等到夕蕴回神时,展越浩已经大咧咧的坐在了桌旁,打量着钱小弟。
顺着他的目光,夕蕴也看了过去,不由轻笑:“他就是头猪,猪都这样。”
“是吗?真好。”叹了句后,展越浩稍稍扯回涣散的神,“过来,聊聊。”
夕蕴斟了杯茶,递给了他,理了理衣裳,刚想在他身旁入座。
“我没让你坐那。”展越浩略显不耐地喊了句,怕吵醒钱小弟,他刻意压低了嗓音。
却还是把夕蕴吓到了,不是因为他语气里的怒气,而是他的话。
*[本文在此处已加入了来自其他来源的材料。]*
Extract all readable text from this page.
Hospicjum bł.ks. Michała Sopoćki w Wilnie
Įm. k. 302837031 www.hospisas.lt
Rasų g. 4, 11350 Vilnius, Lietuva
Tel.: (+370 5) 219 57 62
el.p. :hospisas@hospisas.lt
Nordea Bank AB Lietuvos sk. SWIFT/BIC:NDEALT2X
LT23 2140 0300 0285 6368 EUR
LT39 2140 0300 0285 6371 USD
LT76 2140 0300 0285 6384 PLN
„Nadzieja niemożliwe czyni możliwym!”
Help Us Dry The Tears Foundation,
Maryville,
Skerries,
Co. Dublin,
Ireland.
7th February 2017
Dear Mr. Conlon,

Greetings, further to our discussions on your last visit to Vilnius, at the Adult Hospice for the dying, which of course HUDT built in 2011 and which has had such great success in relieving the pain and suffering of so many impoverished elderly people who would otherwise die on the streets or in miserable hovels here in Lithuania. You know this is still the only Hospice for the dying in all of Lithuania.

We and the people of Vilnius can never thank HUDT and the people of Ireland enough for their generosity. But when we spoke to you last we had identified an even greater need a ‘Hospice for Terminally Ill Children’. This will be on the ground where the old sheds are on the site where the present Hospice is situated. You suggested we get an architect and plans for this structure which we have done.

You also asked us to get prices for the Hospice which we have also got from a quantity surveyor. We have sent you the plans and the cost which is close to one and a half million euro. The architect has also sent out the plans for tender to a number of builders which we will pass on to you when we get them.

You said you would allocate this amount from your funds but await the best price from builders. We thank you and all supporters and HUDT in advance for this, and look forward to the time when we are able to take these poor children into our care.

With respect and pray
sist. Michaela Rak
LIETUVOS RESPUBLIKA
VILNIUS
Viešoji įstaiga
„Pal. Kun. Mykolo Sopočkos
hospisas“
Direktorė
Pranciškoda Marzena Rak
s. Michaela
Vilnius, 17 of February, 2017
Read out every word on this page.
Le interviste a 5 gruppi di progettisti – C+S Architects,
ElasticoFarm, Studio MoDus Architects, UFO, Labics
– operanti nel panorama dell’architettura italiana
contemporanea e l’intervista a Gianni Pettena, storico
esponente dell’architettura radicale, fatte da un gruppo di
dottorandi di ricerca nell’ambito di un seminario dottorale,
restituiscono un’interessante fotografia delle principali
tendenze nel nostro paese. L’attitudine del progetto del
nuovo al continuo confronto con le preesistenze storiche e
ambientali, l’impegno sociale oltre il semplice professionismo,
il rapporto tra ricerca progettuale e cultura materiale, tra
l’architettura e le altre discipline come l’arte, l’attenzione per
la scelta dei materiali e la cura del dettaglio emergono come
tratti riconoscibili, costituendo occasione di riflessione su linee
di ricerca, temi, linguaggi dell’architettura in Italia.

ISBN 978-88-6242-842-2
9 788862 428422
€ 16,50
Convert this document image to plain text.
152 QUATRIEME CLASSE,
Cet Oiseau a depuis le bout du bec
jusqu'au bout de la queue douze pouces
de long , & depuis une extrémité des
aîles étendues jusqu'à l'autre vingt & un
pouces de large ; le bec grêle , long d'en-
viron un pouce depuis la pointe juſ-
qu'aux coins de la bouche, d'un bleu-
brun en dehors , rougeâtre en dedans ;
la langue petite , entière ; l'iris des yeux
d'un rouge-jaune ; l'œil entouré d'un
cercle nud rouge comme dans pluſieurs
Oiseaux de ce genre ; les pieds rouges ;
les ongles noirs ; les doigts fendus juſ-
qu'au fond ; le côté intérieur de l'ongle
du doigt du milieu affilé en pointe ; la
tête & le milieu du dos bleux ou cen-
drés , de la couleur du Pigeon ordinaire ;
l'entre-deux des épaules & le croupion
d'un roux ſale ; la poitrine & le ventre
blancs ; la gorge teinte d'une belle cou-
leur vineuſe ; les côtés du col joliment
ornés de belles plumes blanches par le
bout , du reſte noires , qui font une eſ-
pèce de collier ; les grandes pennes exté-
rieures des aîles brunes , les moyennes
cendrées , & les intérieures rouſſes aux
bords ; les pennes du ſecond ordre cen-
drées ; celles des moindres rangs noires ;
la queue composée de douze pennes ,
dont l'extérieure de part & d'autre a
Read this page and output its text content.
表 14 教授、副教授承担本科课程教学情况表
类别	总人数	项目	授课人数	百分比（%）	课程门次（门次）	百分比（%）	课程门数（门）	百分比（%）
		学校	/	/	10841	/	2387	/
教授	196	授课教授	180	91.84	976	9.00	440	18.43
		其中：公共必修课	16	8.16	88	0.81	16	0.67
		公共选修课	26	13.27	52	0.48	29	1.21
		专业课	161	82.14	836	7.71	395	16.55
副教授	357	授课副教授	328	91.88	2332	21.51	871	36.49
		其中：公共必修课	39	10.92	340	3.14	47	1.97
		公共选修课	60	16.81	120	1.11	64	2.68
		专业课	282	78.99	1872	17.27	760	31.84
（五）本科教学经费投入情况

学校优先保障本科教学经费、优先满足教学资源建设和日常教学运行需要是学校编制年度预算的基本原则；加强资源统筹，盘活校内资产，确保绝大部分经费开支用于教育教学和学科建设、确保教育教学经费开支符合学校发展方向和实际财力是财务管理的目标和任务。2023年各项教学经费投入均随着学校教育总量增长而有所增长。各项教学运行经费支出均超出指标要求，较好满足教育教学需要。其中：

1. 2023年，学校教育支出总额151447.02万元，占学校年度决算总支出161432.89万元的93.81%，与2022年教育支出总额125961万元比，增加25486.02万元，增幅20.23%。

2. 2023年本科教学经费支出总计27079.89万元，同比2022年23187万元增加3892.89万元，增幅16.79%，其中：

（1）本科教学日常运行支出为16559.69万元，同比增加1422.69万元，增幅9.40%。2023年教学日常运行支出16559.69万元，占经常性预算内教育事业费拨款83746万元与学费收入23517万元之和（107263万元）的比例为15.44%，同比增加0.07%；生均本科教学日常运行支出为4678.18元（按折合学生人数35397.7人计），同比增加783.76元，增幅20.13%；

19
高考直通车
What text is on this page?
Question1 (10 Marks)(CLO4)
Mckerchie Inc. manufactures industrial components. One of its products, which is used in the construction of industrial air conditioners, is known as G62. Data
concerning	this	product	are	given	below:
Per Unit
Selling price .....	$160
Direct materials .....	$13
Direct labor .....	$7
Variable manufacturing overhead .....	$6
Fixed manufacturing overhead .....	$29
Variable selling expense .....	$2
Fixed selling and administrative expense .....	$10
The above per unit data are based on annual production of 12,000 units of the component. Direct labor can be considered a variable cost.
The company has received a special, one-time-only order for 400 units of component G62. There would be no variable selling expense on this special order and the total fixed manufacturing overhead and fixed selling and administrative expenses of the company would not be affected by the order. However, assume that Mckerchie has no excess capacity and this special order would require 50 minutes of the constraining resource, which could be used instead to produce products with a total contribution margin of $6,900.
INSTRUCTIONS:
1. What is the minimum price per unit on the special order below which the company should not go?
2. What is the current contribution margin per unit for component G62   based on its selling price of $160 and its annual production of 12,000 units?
半晌后,她依旧犹豫着,站也不是坐也不是。倒是展越浩耐不住了,猛地倾身,一把将她拉过,安置在自己的腿上,双手紧搂着她的纤腰。
这才觉得,这看似风风火火的女人,身子倒是轻盈得紧。这不是时下的美,她没有夏影的丰腴。比起很多年前那一次不小心的肢体碰触,她似乎又瘦了不少。
“下午到底去哪了?”见她没有反抗的迹象,展越浩才稍觉满意地问。
“至于吗?你不会就为了这事,大半夜的跑来东园吧。”夕蕴翻了翻白眼,看不出这男人的执著竟丝毫不下于自己:“不是说过了嘛,去万家陵了。”
“为什么非选在今天?”展越浩的眼神略显深沉,紧紧凝视着夕蕴的侧脸,许久,他只在那双水灵的眸子里看见点点落寞,没有丝毫撒谎的痕迹,这结果由不得他不信,她是真的去了万家陵。
比起和越蒙私会,这答案更让他觉得不爽。
“你和越蒙还真像,他下午也这么问。也没什么特殊的原因,兴许说出来还会招来讽刺,快清明了,去看看他也是情理之中吧。”感觉到紧箍在她腰间的手紧了紧,夕蕴有些暗爽在心。
她偏就是不信,这个男人对她就能一点感觉都没有,不都说人心是肉长的,她痴缠了他那么多年,多少该动点恻隐之心吧。顾不得那是感动还是感情,夕蕴都决定知足常乐。
“你对万漠还真是念念不忘。”明知道这事他确实不该去责怪,可他就是觉得不舒服。
“一日夫妻百日恩啊,何况,万漠对我的恩,何止百日。”
夕蕴有口无心的回答,听在展越浩耳中则成了另一种意思:“不错!想不到他老归老,精力倒是旺盛,看来你们做了很多夜夫妻了!”
“是啊,这是人都知道嘛。”后知后觉的夕蕴,仍旧没能听出他话里真正的意思,只觉得她嫁给万漠整整两年了,从来都不是什么秘密,“我也不会阻止你去拜祭夏影,跟个死人有什么好较真的。”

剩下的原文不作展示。